Grandes mejoras en el procesador

El alma de los portátiles con la nueva plataforma de AMD será el procesador Turion 64 X2 Ultra, fabricado con tecnología de 65 nanómetros, doble núcleo y 2 Mbyte de cache L2. Estos micros están basados en la arquitectura K8 o Griffin de AMD, dotada de dos núcleos y ya vieja conocida en microprocesadores como los Athlon X2 Dual-Core o el anterior Turion 64 X2.

 

Sin embargo, el nuevo procesador ha recibido mejoras profundas. La más importante sin duda es la incorporación de tres planos de voltaje independientes. Los dos primeros gestionan la energía suministrada a cada uno de los núcleos del procesador, mientras que el tercero se encarga de gestionar el controlador de memoria y del nuevo bus HyperTransport 3.0 para comunicar el procesador con el resto de la placa base.

 

Así, es posible regular de forma extremadamente precisa la energía: si no se requiere la máxima potencia, por ejemplo, se puede desconectar un núcleo y reducir a la mitad el controlador de memoria. Igualmente, en caso de inactividad total, incluso se puede forzar la desconexión con el bus HyperTransport 3.0 para reducir el consumo al mínimo.

 

Respecto a las prestaciones, las velocidades iniciales de reloj se fijan en 2,1 (ZM-80), 2,2 (ZM-82) y 2,4 GHz (ZM-86). Los consumos, por su parte son de 32, 35 y 35 vatios, cifras similares a las de los procesadores de Intel en sus modelos más rápidos.

 

¡Dos gráficas en un portátil!

Ahora bien, el punto de inflexión de Puma reside en la integración del chipset AMD 780G, que cuenta en su interior con una GPU ATI Radeon HD 3200. A pesar de ser un chip gráfico de nivel de entrada en el mundo de los ordenadores de sobremesa, en el ámbito de los portátiles representa un salto impresionante: entre tres y cuatro veces más rápido que los clásicos motores gráficos integrados por Intel durante los últimos años, como el GMAX3100 integrado en los Centrino antes que Montevina, y con soporte para DirectX10 como el resto de la gama actual de ATI.

 

Pero las novedades en el ámbito de los gráficos no terminan aquí.

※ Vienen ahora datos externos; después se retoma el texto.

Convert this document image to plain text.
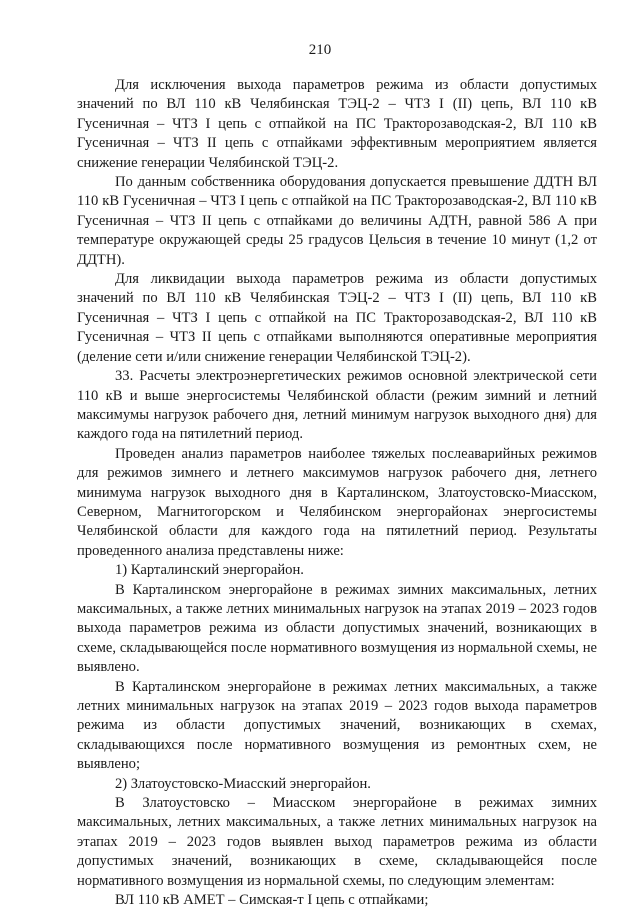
210

Для исключения выхода параметров режима из области допустимых значений по ВЛ 110 кВ Челябинская ТЭЦ-2 – ЧТЗ I (II) цепь, ВЛ 110 кВ Гусеничная – ЧТЗ I цепь с отпайкой на ПС Тракторозаводская-2, ВЛ 110 кВ Гусеничная – ЧТЗ II цепь с отпайками эффективным мероприятием является снижение генерации Челябинской ТЭЦ-2.

По данным собственника оборудования допускается превышение ДДТН ВЛ 110 кВ Гусеничная – ЧТЗ I цепь с отпайкой на ПС Тракторозаводская-2, ВЛ 110 кВ Гусеничная – ЧТЗ II цепь с отпайками до величины АДТН, равной 586 А при температуре окружающей среды 25 градусов Цельсия в течение 10 минут (1,2 от ДДТН).

Для ликвидации выхода параметров режима из области допустимых значений по ВЛ 110 кВ Челябинская ТЭЦ-2 – ЧТЗ I (II) цепь, ВЛ 110 кВ Гусеничная – ЧТЗ I цепь с отпайкой на ПС Тракторозаводская-2, ВЛ 110 кВ Гусеничная – ЧТЗ II цепь с отпайками выполняются оперативные мероприятия (деление сети и/или снижение генерации Челябинской ТЭЦ-2).

33. Расчеты электроэнергетических режимов основной электрической сети 110 кВ и выше энергосистемы Челябинской области (режим зимний и летний максимумы нагрузок рабочего дня, летний минимум нагрузок выходного дня) для каждого года на пятилетний период.

Проведен анализ параметров наиболее тяжелых послеаварийных режимов для режимов зимнего и летнего максимумов нагрузок рабочего дня, летнего минимума нагрузок выходного дня в Карталинском, Златоустовско-Миасском, Северном, Магнитогорском и Челябинском энергорайонах энергосистемы Челябинской области для каждого года на пятилетний период. Результаты проведенного анализа представлены ниже:

1) Карталинский энергорайон.

В Карталинском энергорайоне в режимах зимних максимальных, летних максимальных, а также летних минимальных нагрузок на этапах 2019 – 2023 годов выхода параметров режима из области допустимых значений, возникающих в схеме, складывающейся после нормативного возмущения из нормальной схемы, не выявлено.

В Карталинском энергорайоне в режимах летних максимальных, а также летних минимальных нагрузок на этапах 2019 – 2023 годов выхода параметров режима из области допустимых значений, возникающих в схемах, складывающихся после нормативного возмущения из ремонтных схем, не выявлено;

2) Златоустовско-Миасский энергорайон.

В Златоустовско – Миасском энергорайоне в режимах зимних максимальных, летних максимальных, а также летних минимальных нагрузок на этапах 2019 – 2023 годов выявлен выход параметров режима из области допустимых значений, возникающих в схеме, складывающейся после нормативного возмущения из нормальной схемы, по следующим элементам:

ВЛ 110 кВ АМЕТ – Симская-т I цепь с отпайками;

Así, contamos con la tecnología ATI Hybrid CrossFireX, que permite a los fabricantes añadir un chip gráfico ATI Radeon dedicado para, sumado a la potencia del integrado, elevar así las prestaciones del integrado dentro del chipset 780G.

 

Más concretamente, podremos encontrar GPUs como las ATI Radeon HD 3470, 3670 y 3870, cada una multiplicando por dos las prestaciones del inmediatamente anterior. Lo bueno es que esta tecnología, salvo que decidamos lo contrario, se desactivará automáticamente al funcionar sólo con la batería, ayudando, de esta manera, a preservar la autonomía el máximo tiempo posible.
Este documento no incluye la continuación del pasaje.